Published June 20, 2012
Mosquitoes, ants, water bugs, ticks and bees. They are coming out all over the U.S. with a vengeance this summer according to bug experts.
The city of New Orleans has reported an elevated number of mosquitoes this year, and so have many cities in northeast Illinois, as well as St. Paul, Minn., where pest control workers have reported a 50 percent increase in call volume.
In the Northeast, a mild winter and a mellow spring with warm and wet conditions has added up to the perfect storm, creating a flourishing bug population.
Mike Deutsch, an urban Entomologist with Arrow Exterminating Company, tells Fox News, "We are bracing for a major bug war, if you will. It all depends on how the summer is. If the summer is really hot and there is a lot of moisture like there has been the last month or so, the population of insects is going to be out of control."

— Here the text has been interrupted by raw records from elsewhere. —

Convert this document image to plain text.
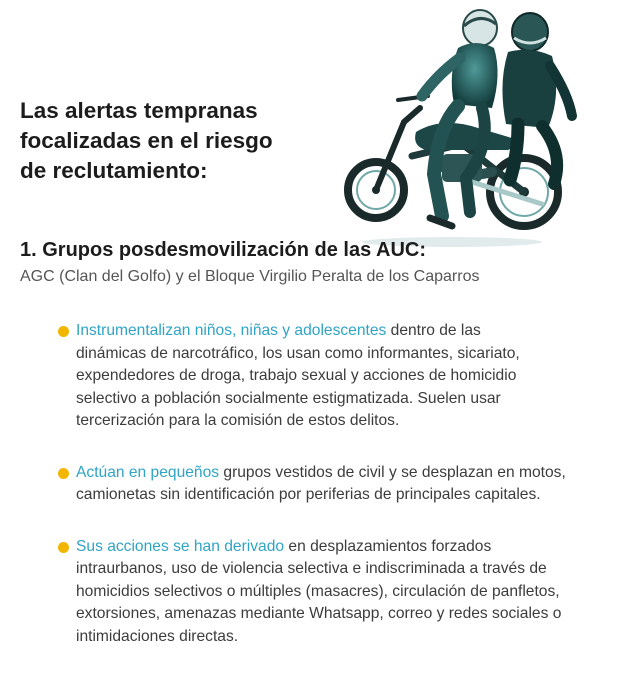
Las alertas tempranas
focalizadas en el riesgo
de reclutamiento:
1. Grupos posdesmovilización de las AUC:

AGC (Clan del Golfo) y el Bloque Virgilio Peralta de los Caparros

Instrumentalizan niños, niñas y adolescentes dentro de las
dinámicas de narcotráfico, los usan como informantes, sicariato,
expendedores de droga, trabajo sexual y acciones de homicidio
selectivo a población socialmente estigmatizada. Suelen usar
tercerización para la comisión de estos delitos.
Actúan en pequeños grupos vestidos de civil y se desplazan en motos,
camionetas sin identificación por periferias de principales capitales.
Sus acciones se han derivado en desplazamientos forzados
intraurbanos, uso de violencia selectiva e indiscriminada a través de
homicidios selectivos o múltiples (masacres), circulación de panfletos,
extorsiones, amenazas mediante Whatsapp, correo y redes sociales o
intimidaciones directas.
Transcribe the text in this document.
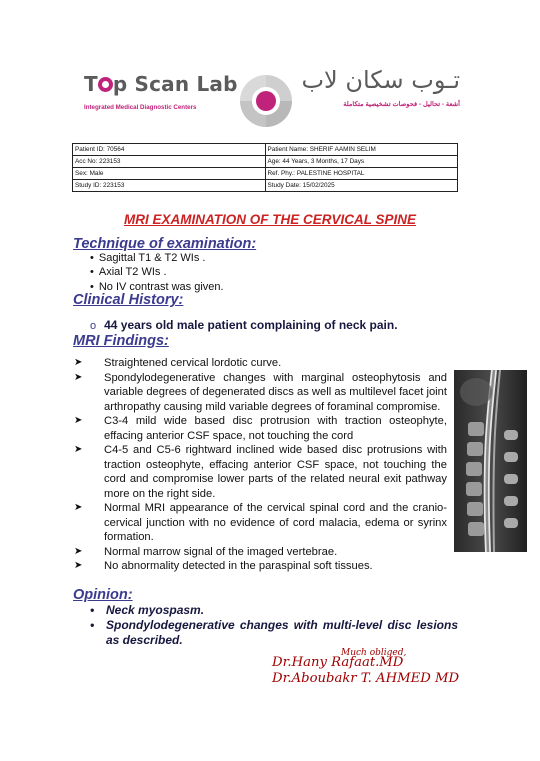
T p Scan Lab
Integrated Medical Diagnostic Centers
تـوب سكان لاب
أشعة - تحاليل - فحوصات تشخيصية متكاملة
Patient ID: 70564	Patient Name: SHERIF AAMIN SELIM
Acc No: 223153	Age: 44 Years, 3 Months, 17 Days
Sex: Male	Ref. Phy.: PALESTINE HOSPITAL
Study ID: 223153	Study Date: 15/02/2025
MRI EXAMINATION OF THE CERVICAL SPINE
Technique of examination:
• Sagittal T1 & T2 WIs .
• Axial T2 WIs .
• No IV contrast was given.
Clinical History:
o 44 years old male patient complaining of neck pain.
MRI Findings:
➤ Straightened cervical lordotic curve.
➤ Spondylodegenerative changes with marginal osteophytosis and variable degrees of degenerated discs as well as multilevel facet joint arthropathy causing mild variable degrees of foraminal compromise.
➤ C3-4 mild wide based disc protrusion with traction osteophyte, effacing anterior CSF space, not touching the cord
➤ C4-5 and C5-6 rightward inclined wide based disc protrusions with traction osteophyte, effacing anterior CSF space, not touching the cord and compromise lower parts of the related neural exit pathway more on the right side.
➤ Normal MRI appearance of the cervical spinal cord and the cranio-cervical junction with no evidence of cord malacia, edema or syrinx formation.
➤ Normal marrow signal of the imaged vertebrae.
➤ No abnormality detected in the paraspinal soft tissues.
Opinion:
• Neck myospasm.
• Spondylodegenerative changes with multi-level disc lesions as described.
Much obliged,
Dr.Hany Rafaat.MD
Dr.Aboubakr T. AHMED MD
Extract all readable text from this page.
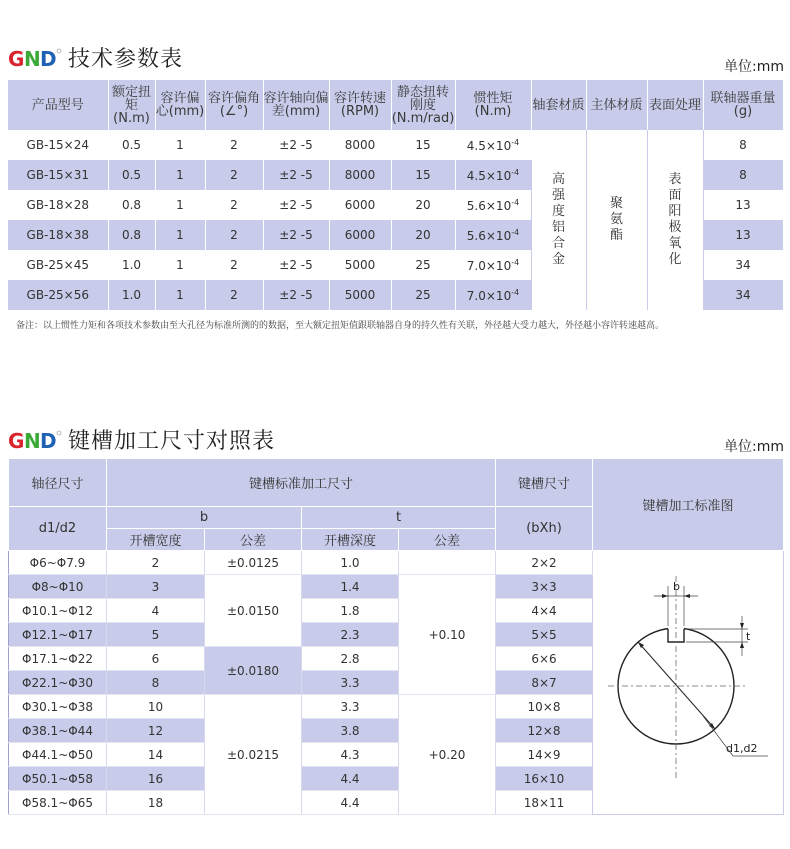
G N D 技术参数表	单位:mm
产品型号	额定扭矩(N.m)	容许偏心(mm)	容许偏角(∠°)	容许轴向偏差(mm)	容许转速(RPM)	静态扭转刚度(N.m/rad)	惯性矩(N.m)	轴套材质	主体材质	表面处理	联轴器重量(g)
GB-15×24	0.5	1	2	±2 -5	8000	15	$4.5\times 10^{-4}$	高强度铝合金	聚氨酯	表面阳极氧化	8
GB-15×31	0.5	1	2	±2 -5	8000	15	$4.5\times 10^{-4}$				8
GB-18×28	0.8	1	2	±2 -5	6000	20	$5.6\times 10^{-4}$				13
GB-18×38	0.8	1	2	±2 -5	6000	20	$5.6\times 10^{-4}$				13
GB-25×45	1.0	1	2	±2 -5	5000	25	$7.0\times 10^{-4}$				34
GB-25×56	1.0	1	2	±2 -5	5000	25	$7.0\times 10^{-4}$				34
备注：以上惯性力矩和各项技术参数由至大孔径为标准所测的的数据，至大额定扭矩值跟联轴器自身的持久性有关联，外径越大受力越大，外径越小容许转速越高。
G N D 键槽加工尺寸对照表	单位:mm
轴径尺寸	键槽标准加工尺寸				键槽尺寸	键槽加工标准图
d1/d2	b		t		(bXh)	
	开槽宽度	公差	开槽深度	公差		
Φ6~Φ7.9	2	±0.0125	1.0		2×2	b
t
d1,d2

Φ8~Φ10	3	±0.0150	1.4	+0.10	3×3	
Φ10.1~Φ12	4		1.8		4×4	
Φ12.1~Φ17	5		2.3		5×5	
Φ17.1~Φ22	6	±0.0180	2.8		6×6	
Φ22.1~Φ30	8		3.3		8×7	
Φ30.1~Φ38	10	±0.0215	3.3	+0.20	10×8	
Φ38.1~Φ44	12		3.8		12×8	
Φ44.1~Φ50	14		4.3		14×9	
Φ50.1~Φ58	16		4.4		16×10	
Φ58.1~Φ65	18		4.4		18×11	
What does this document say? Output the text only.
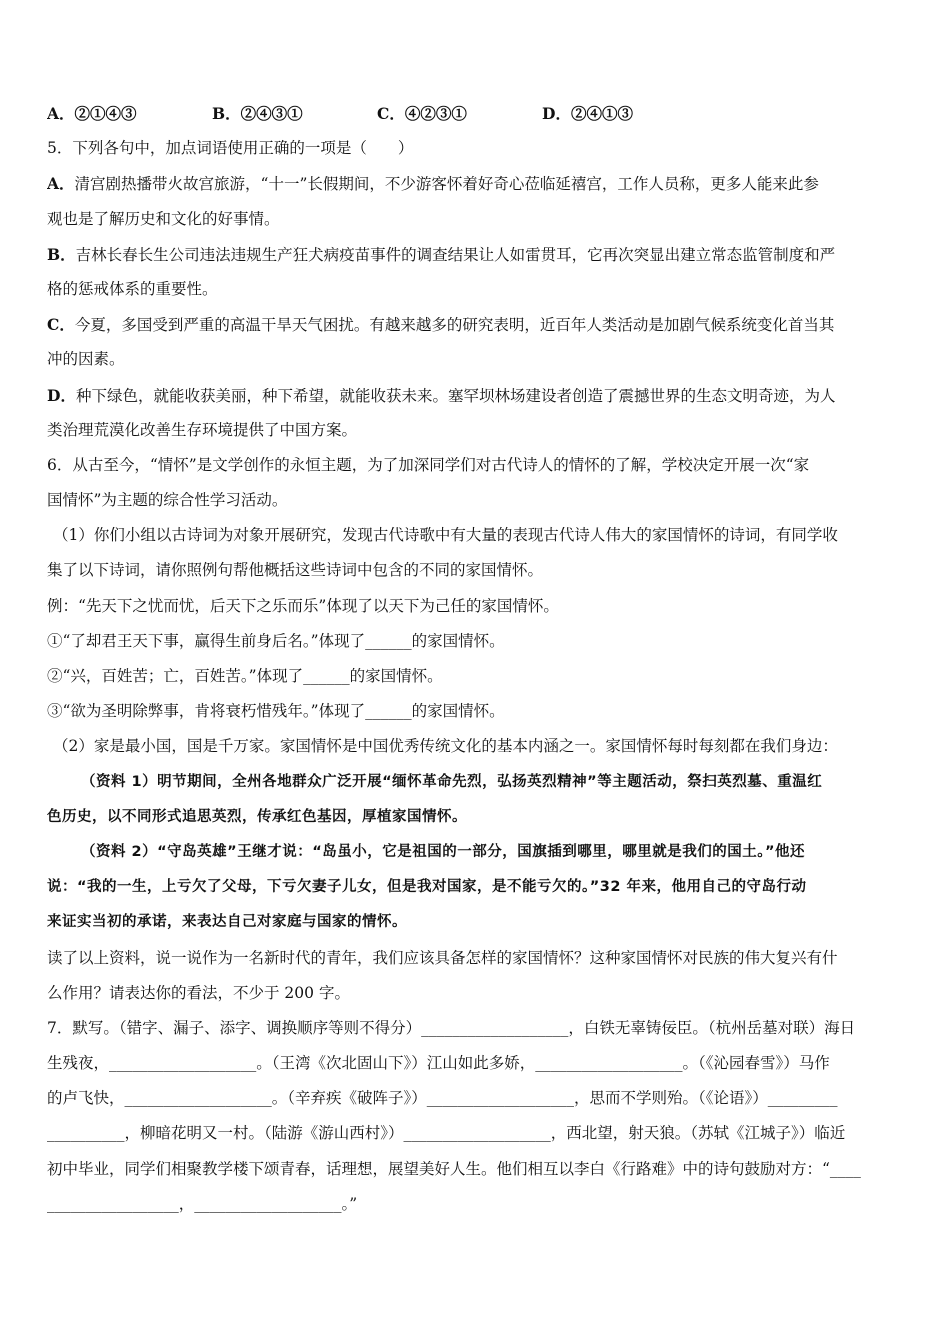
A．②①④③	B．②④③①	C．④②③①	D．②④①③
5．下列各句中，加点词语使用正确的一项是（　　）
A．清宫剧热播带火故宫旅游，“十一”长假期间，不少游客怀着好奇心莅临延禧宫，工作人员称，更多人能来此参
观也是了解历史和文化的好事情。
B．吉林长春长生公司违法违规生产狂犬病疫苗事件的调查结果让人如雷贯耳，它再次突显出建立常态监管制度和严
格的惩戒体系的重要性。
C．今夏，多国受到严重的高温干旱天气困扰。有越来越多的研究表明，近百年人类活动是加剧气候系统变化首当其
冲的因素。
D．种下绿色，就能收获美丽，种下希望，就能收获未来。塞罕坝林场建设者创造了震撼世界的生态文明奇迹，为人
类治理荒漠化改善生存环境提供了中国方案。
6．从古至今，“情怀”是文学创作的永恒主题，为了加深同学们对古代诗人的情怀的了解，学校决定开展一次“家
国情怀”为主题的综合性学习活动。
（1）你们小组以古诗词为对象开展研究，发现古代诗歌中有大量的表现古代诗人伟大的家国情怀的诗词，有同学收
集了以下诗词，请你照例句帮他概括这些诗词中包含的不同的家国情怀。
例：“先天下之忧而忧，后天下之乐而乐”体现了以天下为己任的家国情怀。
①“了却君王天下事，赢得生前身后名。”体现了______的家国情怀。
②“兴，百姓苦；亡，百姓苦。”体现了______的家国情怀。
③“欲为圣明除弊事，肯将衰朽惜残年。”体现了______的家国情怀。
（2）家是最小国，国是千万家。家国情怀是中国优秀传统文化的基本内涵之一。家国情怀每时每刻都在我们身边：
（资料 1）明节期间，全州各地群众广泛开展“缅怀革命先烈，弘扬英烈精神”等主题活动，祭扫英烈墓、重温红
色历史，以不同形式追思英烈，传承红色基因，厚植家国情怀。
（资料 2）“守岛英雄”王继才说：“岛虽小，它是祖国的一部分，国旗插到哪里，哪里就是我们的国土。”他还
说：“我的一生，上亏欠了父母，下亏欠妻子儿女，但是我对国家，是不能亏欠的。”32 年来，他用自己的守岛行动
来证实当初的承诺，来表达自己对家庭与国家的情怀。
读了以上资料，说一说作为一名新时代的青年，我们应该具备怎样的家国情怀？这种家国情怀对民族的伟大复兴有什
么作用？请表达你的看法，不少于 200 字。
7．默写。（错字、漏子、添字、调换顺序等则不得分）___________________，白铁无辜铸佞臣。（杭州岳墓对联）海日
生残夜，___________________。（王湾《次北固山下》）江山如此多娇，___________________。（《沁园春雪》）马作
的卢飞快，___________________。（辛弃疾《破阵子》）___________________，思而不学则殆。（《论语》）_________
__________，柳暗花明又一村。（陆游《游山西村》）___________________，西北望，射天狼。（苏轼《江城子》）临近
初中毕业，同学们相聚教学楼下颂青春，话理想，展望美好人生。他们相互以李白《行路难》中的诗句鼓励对方：“____
_________________，___________________。”
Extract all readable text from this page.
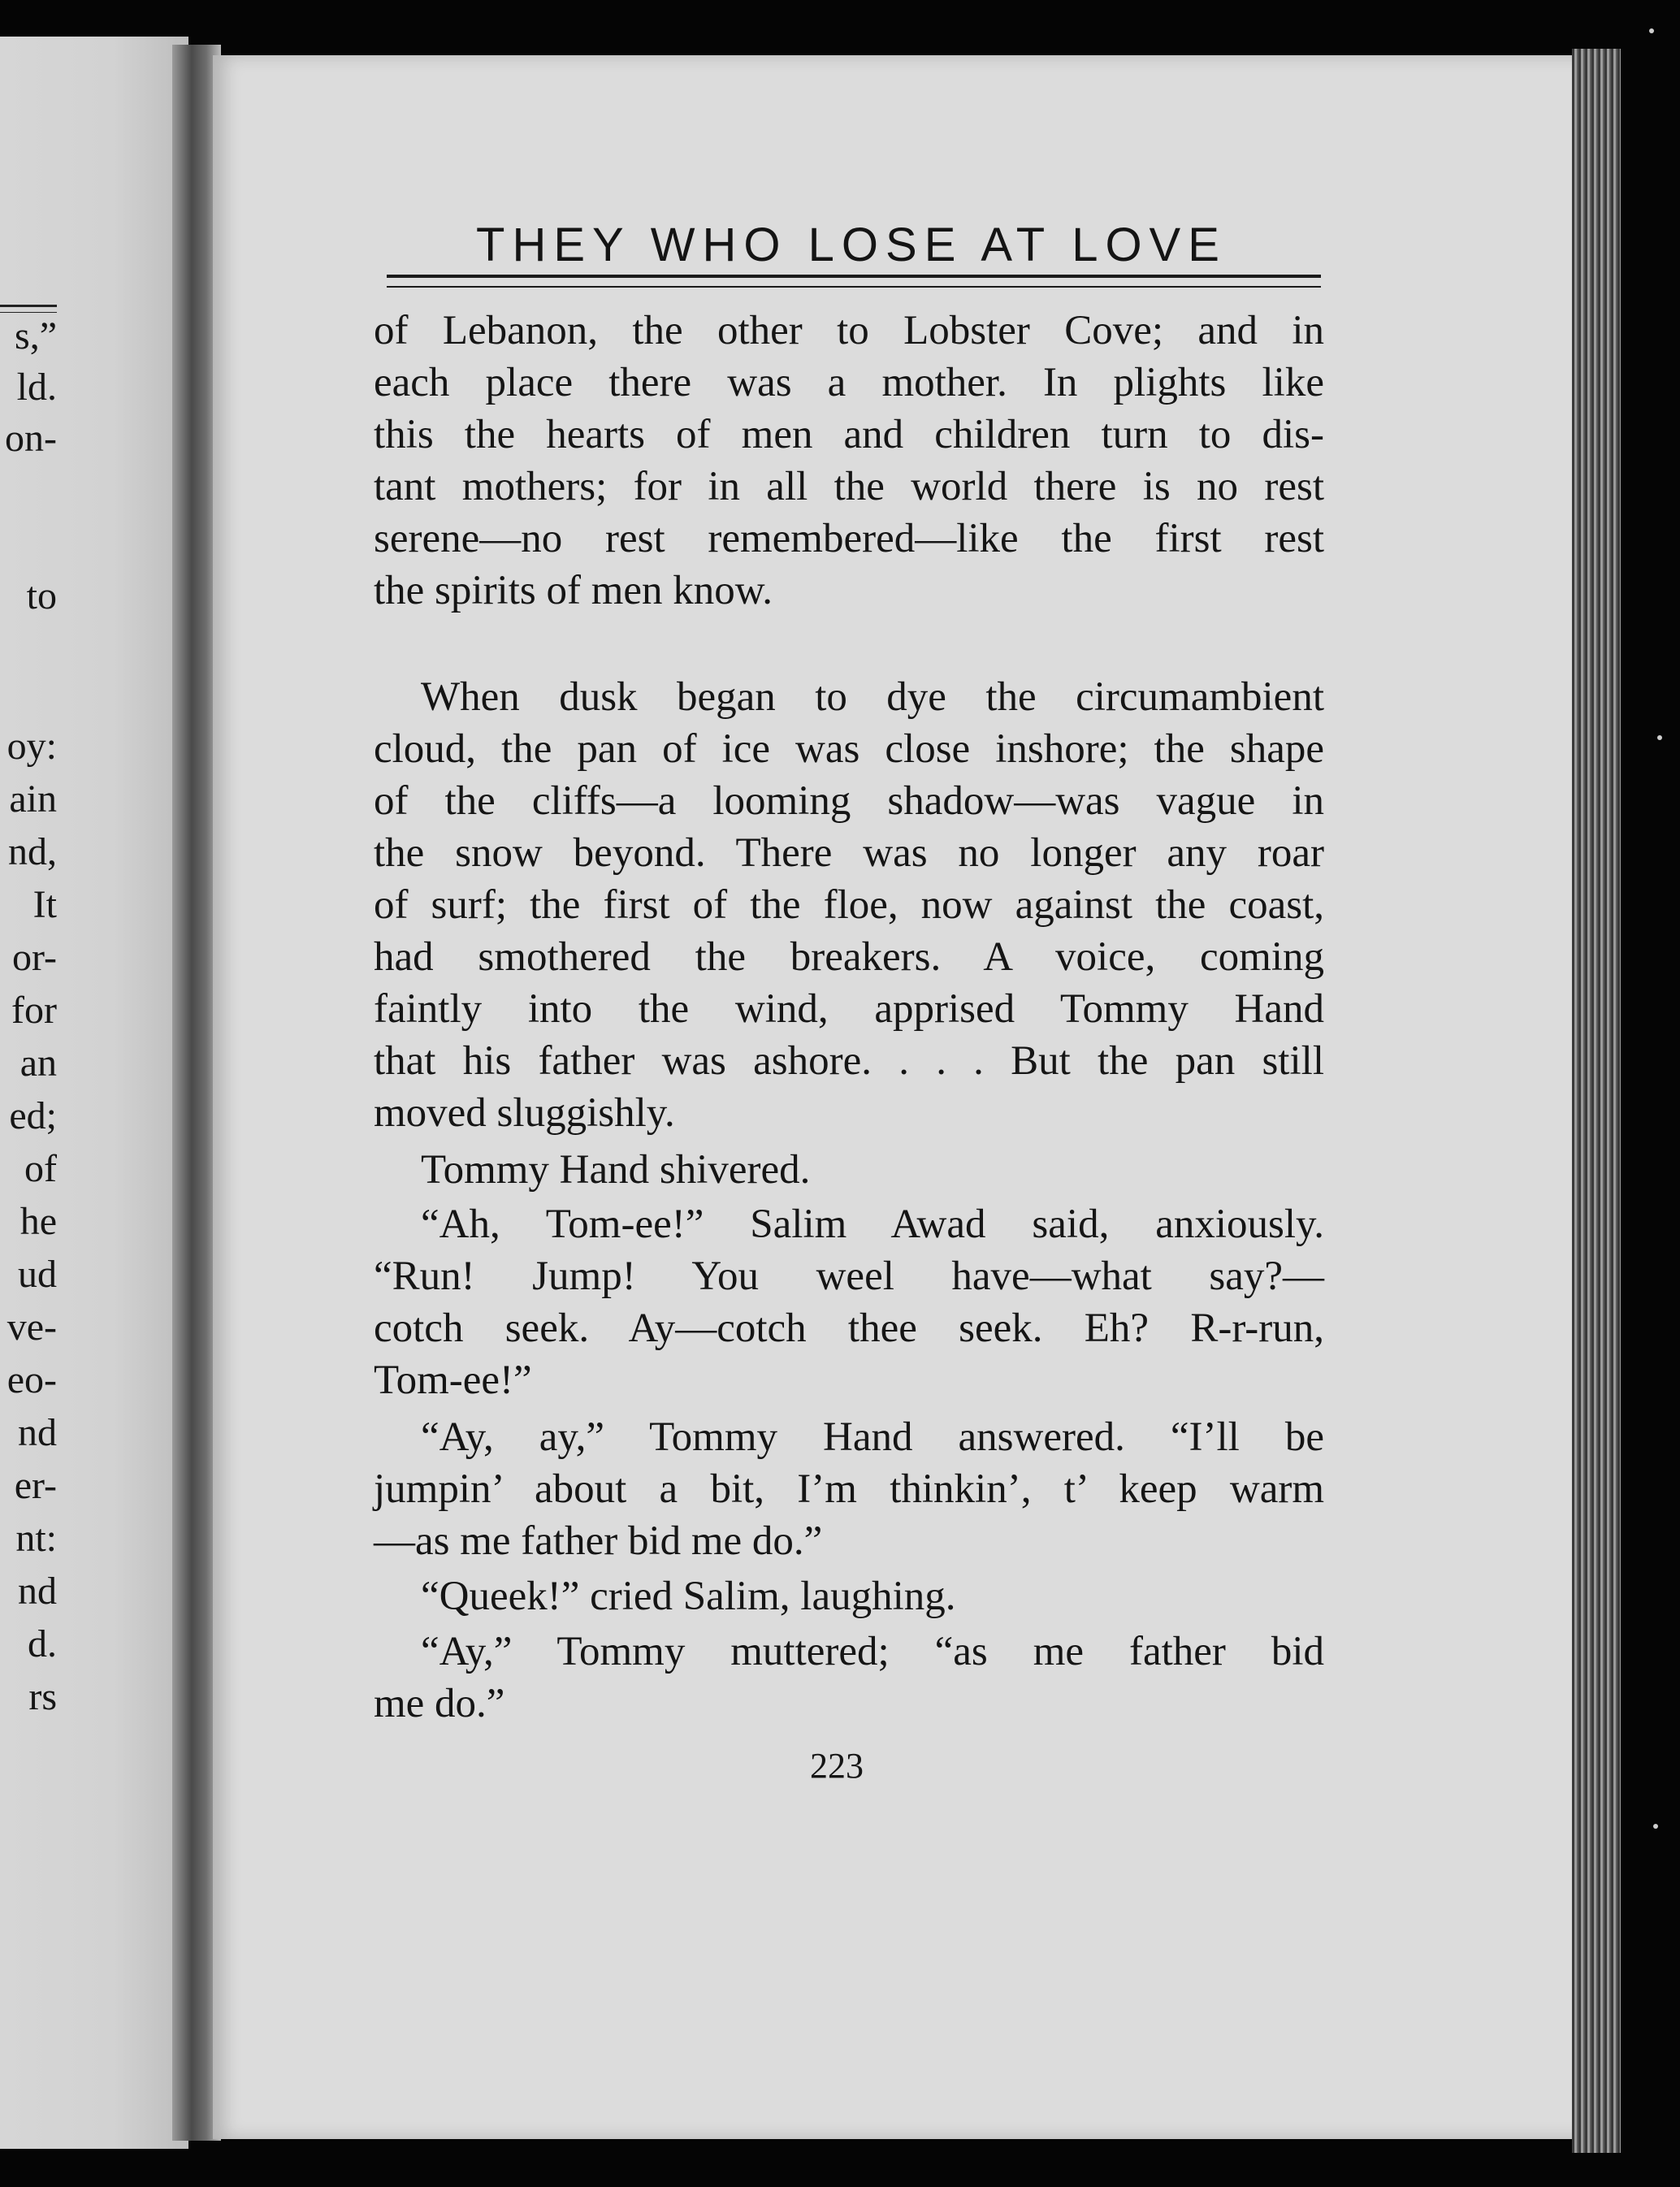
s,”
ld.
on-
to
oy:
ain
nd,
It
or-
for
an
ed;
of
he
ud
ve-
eo-
nd
er-
nt:
nd
d.
rs
THEY WHO LOSE AT LOVE
of Lebanon, the other to Lobster Cove; and in
each place there was a mother. In plights like
this the hearts of men and children turn to dis-
tant mothers; for in all the world there is no rest
serene—no rest remembered—like the first rest
the spirits of men know.
When dusk began to dye the circumambient
cloud, the pan of ice was close inshore; the shape
of the cliffs—a looming shadow—was vague in
the snow beyond. There was no longer any roar
of surf; the first of the floe, now against the coast,
had smothered the breakers. A voice, coming
faintly into the wind, apprised Tommy Hand
that his father was ashore. . . . But the pan still
moved sluggishly.
Tommy Hand shivered.
“Ah, Tom-ee!” Salim Awad said, anxiously.
“Run! Jump! You weel have—what say?—
cotch seek. Ay—cotch thee seek. Eh? R-r-run,
Tom-ee!”
“Ay, ay,” Tommy Hand answered. “I’ll be
jumpin’ about a bit, I’m thinkin’, t’ keep warm
—as me father bid me do.”
“Queek!” cried Salim, laughing.
“Ay,” Tommy muttered; “as me father bid
me do.”
223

And there are certain species entomologists and exterminators are looking out for -- the Asian tiger mosquito for one -- a very aggressive version of mosquito that bites during the day. Many types of bugs have arrived far ahead of schedule, says Deutsch.
"The mosquitoes were out early. Normally you don't really find them until June, but we've got reports of mosquito problems as early as April, which is very early. We also saw carpenter ant activity much earlier."
One of the biggest concerns of having extra mosquitoes around this summer is the possible increase in numbers of West Nile Virus cases. Last year, 11 people in the New York City area contracted the virus. Two of them died.
Residents can take an active role in eliminating bug's breeding grounds which usually involves water collection sites. Dominick Ninivaggi, superintendent of Mosquito Vector Control for Suffolk County, Long Island, says, "It is important to try and get rid of any standing water, particularly after a rain. Get rid of any buckets, birdbaths, anything that has picked up water because these mosquitoes can breed in a paper cup or even a bottle cap." Ninivaggi says mosquitoes aren't the only blood-sucking predators they are worried about. "We are also seeing an increase in certain species of ticks. Ticks in the Northeast are a big problem, with the transmission of lyme disease and certain other tick-borne diseases. The mild winter seems to be giving us an upper-crop of the ticks as well."
The best advice from these experts? Get out the bug spray on those warm days, especially when you might be near water and during dawn and dusk hours when these flying and crawling bugs are at their peak feeding times, and keep your fly swatter handy. You may need it for many types of insects this year.